IMPALA-13284: Loading test data on Apache Hive3

There are some failures in loading test data on Apache Hive 3.1.3: - STORED AS JSONFILE is not supported - STORED BY ICEBERG is not supported. Similarly, STORED BY ICEBERG STORED AS AVRO is not supported. - Missing the jar of iceberg-hive-runtime in CLASSPATH of HMS and Tez jobs. - Creating table in Impala is not translated to EXTERNAL table in HMS - Hive INSERT on insert-only tables failed in generating InsertEvents (HIVE-20067). This patch fixes the syntax issues by using old syntax of Apache Hive 3.1.3: - Convert STORED AS JSONFILE to ROW FORMAT SERDE 'org.apache.hadoop.hive.serde2.JsonSerDe' - Convert STORED BY ICEBERG to STORED BY 'org.apache.iceberg.mr.hive.HiveIcebergStorageHandler' - Convert STORED BY ICEBERG STORED AS AVRO to the above one with tblproperties('write.format.default'='avro') Most of the conversion are done in generate-schema-statements.py. One exception is in testdata/bin/load-dependent-tables.sql where we need to generate a new file with the conversion when using it. The missing jar of iceberg-hive-runtime is added into HIVE_AUX_JARS_PATH in bin/impala-config.sh. Note that this is only needed by Apache Hive3 since CDP Hive3 has the jar of hive-iceberg-handler in its lib folder. To fix the failure of InsertEvents, we add the patch of HIVE-20067 and modify testdata/bin/patch_hive.sh to also recompile the submodule standalone-metastore. Modified some statements in testdata/datasets/functional/functional_schema_template.sql to be more reliable in retry. Tests - Verified the testdata can be loaded in ubuntu-20.04-from-scratch Change-Id: I8f52c91602da8822b0f46f19dc4111c7187ce400 Reviewed-on: http://gerrit.cloudera.org:8080/21657 Reviewed-by: Impala Public Jenkins <impala-public-jenkins@cloudera.com> Tested-by: Impala Public Jenkins <impala-public-jenkins@cloudera.com>
2025-12-19 18:12:08 -05:00 · 2024-08-08 15:53:58 +08:00
parent d35afd9f10
commit d2e495e83a
8 changed files with 100 additions and 10 deletions
--- a/bin/impala-config.sh
+++ b/bin/impala-config.sh
@@ -1025,6 +1025,13 @@ export HIVE_CONF_DIR="$IMPALA_FE_DIR/./src/test/resources"
 export POSTGRES_JDBC_DRIVER="${IMPALA_FE_DIR}/target/dependency/postgresql-${IMPALA_POSTGRES_JDBC_DRIVER_VERSION}.jar"

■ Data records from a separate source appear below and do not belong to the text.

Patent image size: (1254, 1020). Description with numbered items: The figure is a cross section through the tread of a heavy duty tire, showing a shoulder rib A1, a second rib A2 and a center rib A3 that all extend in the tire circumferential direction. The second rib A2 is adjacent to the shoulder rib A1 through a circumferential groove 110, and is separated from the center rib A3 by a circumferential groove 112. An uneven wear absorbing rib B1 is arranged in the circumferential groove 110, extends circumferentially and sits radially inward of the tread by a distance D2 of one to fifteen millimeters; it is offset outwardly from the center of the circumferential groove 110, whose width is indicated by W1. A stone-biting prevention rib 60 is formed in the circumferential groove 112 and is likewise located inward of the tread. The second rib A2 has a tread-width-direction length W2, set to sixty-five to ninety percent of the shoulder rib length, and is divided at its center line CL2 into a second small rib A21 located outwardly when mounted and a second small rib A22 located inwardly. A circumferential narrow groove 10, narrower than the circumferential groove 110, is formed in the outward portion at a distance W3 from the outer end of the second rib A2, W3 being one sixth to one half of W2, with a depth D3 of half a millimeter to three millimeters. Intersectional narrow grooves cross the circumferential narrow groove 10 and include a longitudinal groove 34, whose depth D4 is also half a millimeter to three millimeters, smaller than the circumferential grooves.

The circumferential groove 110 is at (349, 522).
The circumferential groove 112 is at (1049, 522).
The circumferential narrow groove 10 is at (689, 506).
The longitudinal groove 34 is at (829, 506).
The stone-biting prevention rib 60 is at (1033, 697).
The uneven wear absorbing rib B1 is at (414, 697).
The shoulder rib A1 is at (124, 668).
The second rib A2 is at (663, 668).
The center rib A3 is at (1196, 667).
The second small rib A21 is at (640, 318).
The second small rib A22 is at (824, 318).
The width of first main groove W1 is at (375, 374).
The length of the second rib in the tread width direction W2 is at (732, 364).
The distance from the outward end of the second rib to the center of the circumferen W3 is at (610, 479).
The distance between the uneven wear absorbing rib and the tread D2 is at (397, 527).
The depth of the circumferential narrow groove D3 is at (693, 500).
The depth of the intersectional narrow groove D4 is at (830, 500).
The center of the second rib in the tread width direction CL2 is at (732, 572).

 export HIVE_AUX_JARS_PATH="$POSTGRES_JDBC_DRIVER"
+# Add the jar of iceberg-hive-runtime to have HiveIcebergStorageHandler.
+# Only needed by Apache Hive3 since CDP Hive3 has the jar of hive-iceberg-handler in its
+# lib folder.
+if $USE_APACHE_HIVE; then
+  export HIVE_AUX_JARS_PATH="$HIVE_AUX_JARS_PATH:\
+$IMPALA_HOME/fe/target/dependency/iceberg-hive-runtime-${IMPALA_ICEBERG_VERSION}.jar"
+fi
 export AUX_CLASSPATH=""
 ### Tell hive not to use jline
 export HADOOP_USER_CLASSPATH_FIRST=true
--- a/testdata/bin/create-load-data.sh
+++ b/testdata/bin/create-load-data.sh
@@ -382,8 +382,15 @@ function copy-and-load-dependent-tables {

  # For tables that rely on loading data from local fs test-wareload-house
  # TODO: Find a good way to integrate this with the normal data loading scripts
-  beeline -n $USER -u "${JDBC_URL}" -f\
-    ${IMPALA_HOME}/testdata/bin/load-dependent-tables.sql
+  SQL_FILE=${IMPALA_HOME}/testdata/bin/load-dependent-tables.sql
+  if $USE_APACHE_HIVE; then
+    # Apache Hive 3.1 doesn't support "STORED AS JSONFILE" (HIVE-19899)
+    NEW_SQL_FILE=${IMPALA_HOME}/testdata/bin/load-dependent-tables-hive3.sql
+    sed "s/STORED AS JSONFILE/ROW FORMAT SERDE 'org.apache.hadoop.hive.serde2.JsonSerDe'"\
+      $SQL_FILE > $NEW_SQL_FILE
+    SQL_FILE=$NEW_SQL_FILE
+  fi
+  beeline -n $USER -u "${JDBC_URL}" -f $SQL_FILE
 }

 function create-internal-hbase-table {
--- a/testdata/bin/generate-schema-statements.py
+++ b/testdata/bin/generate-schema-statements.py
@@ -232,7 +232,7 @@ HINT_SHUFFLE = "/* +shuffle, clustered */"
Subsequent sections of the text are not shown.